Kleines kosmetisches Gefäß
Die kleine Flasche wurde mit einem Kupferdeckel verschlossen gefunden, im Inneren befinden sich Reste einer gelbbraunen Flüssigkeit. In diese Art von Flaschen wurde NIVEA Öl, Haut-Öl bzw. Nussöl (ggf. auch Klettenwurzelöl) abgefüllt. Diese Produkte sind seit Beginn der 1930er Jahre auf dem Markt.
Weißer, emaillierter Krug mit Henkel
Bei Essgeschirr, Töpfe, Bechern sowie Löffeln handelt es sich um Gebrauchsgegenstände bzw. Alltagsgegenstände, die vom Lageralltag und der Nahrungsaufnahme erzählen. Der Besitz von Löffeln und Schüsseln war essenziell für die einzelnen Häftlinge, um zu überleben, denn ohne Schüssel und Löffel bekam der Häftling nichts zu essen.

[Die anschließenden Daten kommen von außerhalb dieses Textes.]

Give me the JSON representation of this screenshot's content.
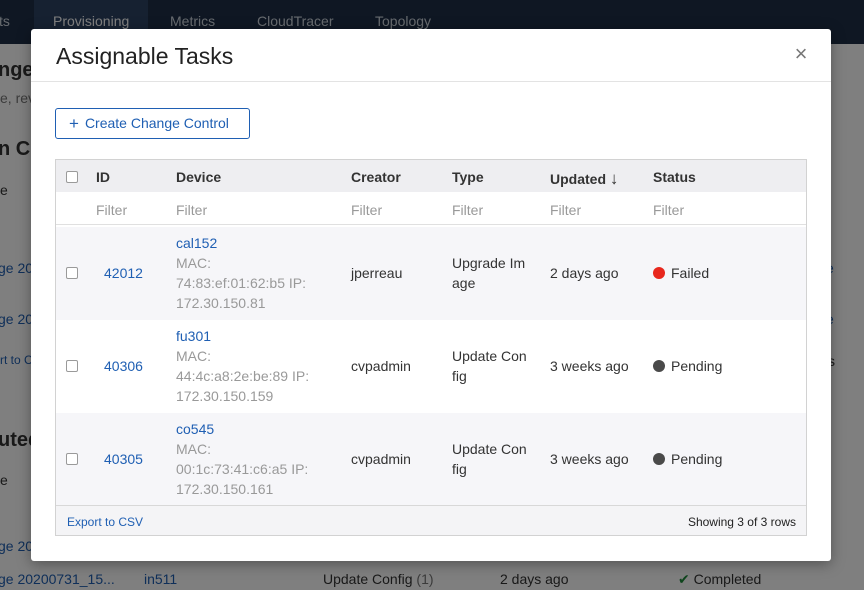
{
  "topnav": {
    "tabs": [
      {
        "label": "ts"
      },
      {
        "label": "Provisioning"
      },
      {
        "label": "Metrics"
      },
      {
        "label": "CloudTracer"
      },
      {
        "label": "Topology"
      }
    ]
  },
  "background": {
    "heading1": "nge",
    "subtext": "e, rev",
    "heading2": "n Ch",
    "col_e": "e",
    "row1": "ge 20",
    "row2": "ge 20",
    "export": "rt to CS",
    "heading3": "uted",
    "col_e2": "e",
    "row3": "ge 20",
    "row4_name": "ge 20200731_15...",
    "row4_device": "in511",
    "row4_type": "Update Config",
    "row4_count": "(1)",
    "row4_updated": "2 days ago",
    "row4_status": "Completed",
    "right1": "e",
    "right2": "e",
    "right3": "s"
  },
  "modal": {
    "title": "Assignable Tasks",
    "close_symbol": "×",
    "create_button": {
      "icon": "plus-icon",
      "label": "Create Change Control"
    }
  },
  "table": {
    "columns": {
      "id": "ID",
      "device": "Device",
      "creator": "Creator",
      "type": "Type",
      "updated": "Updated",
      "sort_arrow": "↓",
      "status": "Status"
    },
    "filter_placeholder": "Filter",
    "rows": [
      {
        "id": "42012",
        "device_name": "cal152",
        "device_mac_line1": "MAC:",
        "device_mac_line2": "74:83:ef:01:62:b5 IP:",
        "device_ip": "172.30.150.81",
        "creator": "jperreau",
        "type_line1": "Upgrade Im",
        "type_line2": "age",
        "updated": "2 days ago",
        "status": "Failed",
        "status_color": "#e8271d"
      },
      {
        "id": "40306",
        "device_name": "fu301",
        "device_mac_line1": "MAC:",
        "device_mac_line2": "44:4c:a8:2e:be:89 IP:",
        "device_ip": "172.30.150.159",
        "creator": "cvpadmin",
        "type_line1": "Update Con",
        "type_line2": "fig",
        "updated": "3 weeks ago",
        "status": "Pending",
        "status_color": "#4a4a4a"
      },
      {
        "id": "40305",
        "device_name": "co545",
        "device_mac_line1": "MAC:",
        "device_mac_line2": "00:1c:73:41:c6:a5 IP:",
        "device_ip": "172.30.150.161",
        "creator": "cvpadmin",
        "type_line1": "Update Con",
        "type_line2": "fig",
        "updated": "3 weeks ago",
        "status": "Pending",
        "status_color": "#4a4a4a"
      }
    ],
    "footer": {
      "export": "Export to CSV",
      "showing": "Showing 3 of 3 rows"
    }
  }
}
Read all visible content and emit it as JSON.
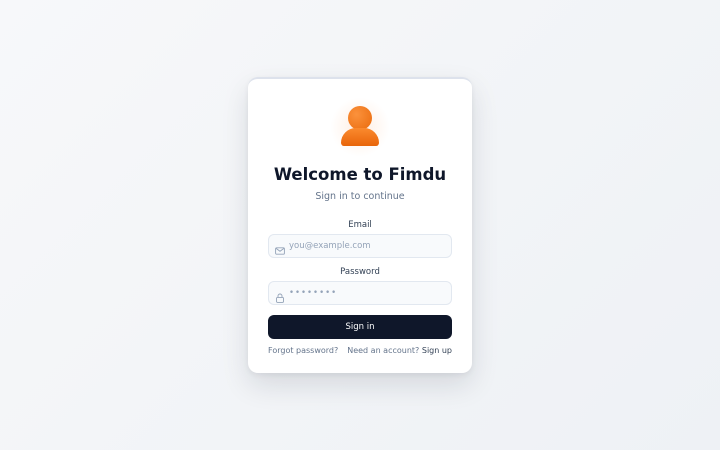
{
  "app": {
    "title": "Welcome to Fimdu",
    "subtitle": "Sign in to continue"
  },
  "form": {
    "email": {
      "label": "Email",
      "placeholder": "you@example.com",
      "value": "",
      "icon": "mail-icon"
    },
    "password": {
      "label": "Password",
      "placeholder": "••••••••",
      "value": "",
      "icon": "lock-icon"
    },
    "submit_label": "Sign in"
  },
  "footer": {
    "forgot_label": "Forgot password?",
    "account_prompt": "Need an account?",
    "signup_label": "Sign up"
  },
  "colors": {
    "brand_accent": "#f97316",
    "button_bg": "#0f172a",
    "background": "#f3f5f8"
  }
}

Sie entschieden also buchstäblich über Leben und Tod.[1]
Die Töpfe, Essgeschirr und Krüge spiegeln Objekte wieder, die schon auf den Packlisten der IKG für die „Einberufung“ in ein Wiener Sammellager, und später auch auf den detaillierten Merkblättern für die sogenannte „Umsiedlung“ nach Polen zu finden waren, die die Deportationen verschleierten.[2]
Bei diesem Fund handelt es sich um einen weißen emaillierten Krug mit einen Henkel. Dieser wurde in Österreich in der 1873 gegründete Austria Email AG (später durch die STEG übernommen und zur „Austria Vereinigte Emaillierwerke, Lampen- und Metallwarenfabrik AG gehörenden) Fabrik hergestellt.
Kleiner emaillierter Topf
Durch den Bodenstempel lässt sich dieser kleine emaillierte Topf der Metallwarenfabrik Fleischmann in Mödling zuordnen, welche 1867 von Karl Kleiner und Ferdinand Fleischmann gegründet worden war. Es wurden dort etwa Blechgeschirr, Menageschalen fürs Militär, und später auch Emailgeschirr hergestellt. Laut einem Bestand des Landesgerichts für Strafsachen im Wiener Stadt- und Landesarchiv befand sich an der Adresse der Metallwarenfabrik Fleischmann ein NS-Zwangsarbeitslager.
Dunkler, emaillierter Krug mit Henkel
Der am Boden nur mehr zum Teil sichtbare Stempel lässt vermuten, dass dieser emaillierte Krug mit Henkel ebenso wie der vorherige Fund in der Austria Email AG hergestellt wurde.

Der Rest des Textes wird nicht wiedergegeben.